Они делают все возможное ради того, чтобы пулемет как можно быстрее умолк.
Пастор серьезно поколебал уже было сформировавшееся предубеждение в отношении любителей этого вида оружия – нормальнее человека вообразить трудно.
Одно смущает – этот невозмутимый субъект состоит в секте, запрещенной на всей цивилизованной территории Стикса, она в том числе славится тем, что практикует такую дикость, как человеческие жертвоприношения, и потому по степени опасности стоит лишь на ступеньку ниже каннибальских культов, причем не всех.

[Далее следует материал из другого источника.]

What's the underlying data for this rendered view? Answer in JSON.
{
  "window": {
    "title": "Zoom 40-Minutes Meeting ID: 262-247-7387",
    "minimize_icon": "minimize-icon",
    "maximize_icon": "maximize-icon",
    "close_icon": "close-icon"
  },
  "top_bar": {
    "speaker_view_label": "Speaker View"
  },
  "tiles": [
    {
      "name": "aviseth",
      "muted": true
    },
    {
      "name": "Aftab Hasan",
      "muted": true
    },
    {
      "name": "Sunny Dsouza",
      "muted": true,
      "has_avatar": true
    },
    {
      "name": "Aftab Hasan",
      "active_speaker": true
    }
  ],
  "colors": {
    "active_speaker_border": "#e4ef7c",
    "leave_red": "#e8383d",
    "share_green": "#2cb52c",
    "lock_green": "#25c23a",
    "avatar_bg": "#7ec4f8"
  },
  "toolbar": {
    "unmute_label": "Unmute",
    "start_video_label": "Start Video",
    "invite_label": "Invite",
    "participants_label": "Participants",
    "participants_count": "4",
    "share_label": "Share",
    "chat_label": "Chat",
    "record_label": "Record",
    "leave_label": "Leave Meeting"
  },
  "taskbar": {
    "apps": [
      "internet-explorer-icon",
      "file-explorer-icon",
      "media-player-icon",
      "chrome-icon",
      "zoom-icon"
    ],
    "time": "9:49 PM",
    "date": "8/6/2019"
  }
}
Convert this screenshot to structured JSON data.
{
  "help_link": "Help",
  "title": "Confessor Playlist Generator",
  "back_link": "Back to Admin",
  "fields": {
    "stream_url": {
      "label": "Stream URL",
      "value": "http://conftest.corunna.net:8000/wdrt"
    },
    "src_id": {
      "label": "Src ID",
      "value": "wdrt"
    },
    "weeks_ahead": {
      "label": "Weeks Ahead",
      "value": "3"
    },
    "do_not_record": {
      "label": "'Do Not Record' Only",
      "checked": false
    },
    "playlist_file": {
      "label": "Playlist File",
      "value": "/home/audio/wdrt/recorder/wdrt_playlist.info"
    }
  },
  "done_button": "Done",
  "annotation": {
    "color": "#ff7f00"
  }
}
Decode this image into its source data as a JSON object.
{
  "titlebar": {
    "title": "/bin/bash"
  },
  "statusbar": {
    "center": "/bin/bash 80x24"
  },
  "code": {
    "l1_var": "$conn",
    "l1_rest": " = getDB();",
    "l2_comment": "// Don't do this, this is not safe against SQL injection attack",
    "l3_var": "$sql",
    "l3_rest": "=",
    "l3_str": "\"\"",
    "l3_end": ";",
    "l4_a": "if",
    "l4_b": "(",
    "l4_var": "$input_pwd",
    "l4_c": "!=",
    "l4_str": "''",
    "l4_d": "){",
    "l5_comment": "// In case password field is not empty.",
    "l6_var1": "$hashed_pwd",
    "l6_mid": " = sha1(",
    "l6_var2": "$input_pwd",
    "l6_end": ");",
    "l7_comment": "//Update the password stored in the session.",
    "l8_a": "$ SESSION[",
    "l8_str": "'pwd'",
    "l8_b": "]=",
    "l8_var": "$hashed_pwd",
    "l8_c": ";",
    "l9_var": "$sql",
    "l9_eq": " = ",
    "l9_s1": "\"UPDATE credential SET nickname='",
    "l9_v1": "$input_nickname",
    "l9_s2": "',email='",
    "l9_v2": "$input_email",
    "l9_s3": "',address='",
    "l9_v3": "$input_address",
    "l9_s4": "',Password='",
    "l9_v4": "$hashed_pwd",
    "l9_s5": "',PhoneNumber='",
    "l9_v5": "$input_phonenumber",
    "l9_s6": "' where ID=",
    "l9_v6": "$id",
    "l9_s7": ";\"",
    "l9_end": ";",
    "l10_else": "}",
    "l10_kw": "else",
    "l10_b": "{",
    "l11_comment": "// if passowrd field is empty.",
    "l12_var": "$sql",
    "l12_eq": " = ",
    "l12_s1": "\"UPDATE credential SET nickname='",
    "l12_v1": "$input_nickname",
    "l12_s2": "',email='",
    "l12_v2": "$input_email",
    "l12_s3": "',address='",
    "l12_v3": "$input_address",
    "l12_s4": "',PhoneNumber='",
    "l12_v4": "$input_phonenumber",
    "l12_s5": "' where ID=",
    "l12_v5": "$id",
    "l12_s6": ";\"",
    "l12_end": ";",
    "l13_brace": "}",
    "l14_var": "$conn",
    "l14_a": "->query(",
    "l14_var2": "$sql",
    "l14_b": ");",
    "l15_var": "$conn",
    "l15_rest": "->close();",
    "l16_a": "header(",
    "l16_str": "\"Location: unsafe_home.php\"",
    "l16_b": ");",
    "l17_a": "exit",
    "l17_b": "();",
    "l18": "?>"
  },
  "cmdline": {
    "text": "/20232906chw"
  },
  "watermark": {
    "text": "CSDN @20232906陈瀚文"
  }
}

Карат, уютно устроившись возле очага, сжато рассказывал многое из того, что с ним происходило после самого злополучного жизненного эпизода, когда его «уазик» основательно засел в коварной грязище Хаткинского поворота. В те времена у него было настоящее имя, данное родителями, а не прозвище от случайно подвернувшегося рейдера, склонного к злоупотреблению крепким алкоголем и дебошам.
Рассказал, как крестный покинул его в опасный момент, как самым обычным ломом ухитрился убить кошмарного рубера, по большей части случайно угодив в стык прикрывавших верхнюю часть головы пластин, перед этим хитро подставив тварь под сильнейший удар.
И про жемчужину, которую добыл самостоятельно, тоже рассказал, и обо всем остальном, связанном с подарками Улья.
Зачем он выдает все эти подробности, Карат сам не понимал, но ему казалось, что он поступает правильно. Хорошо бы добиться встречной откровенности, так почему бы не выдать то, что ничего не стоит? Так сказать – сделать первый шаг ко взаимному обмену ценной информацией.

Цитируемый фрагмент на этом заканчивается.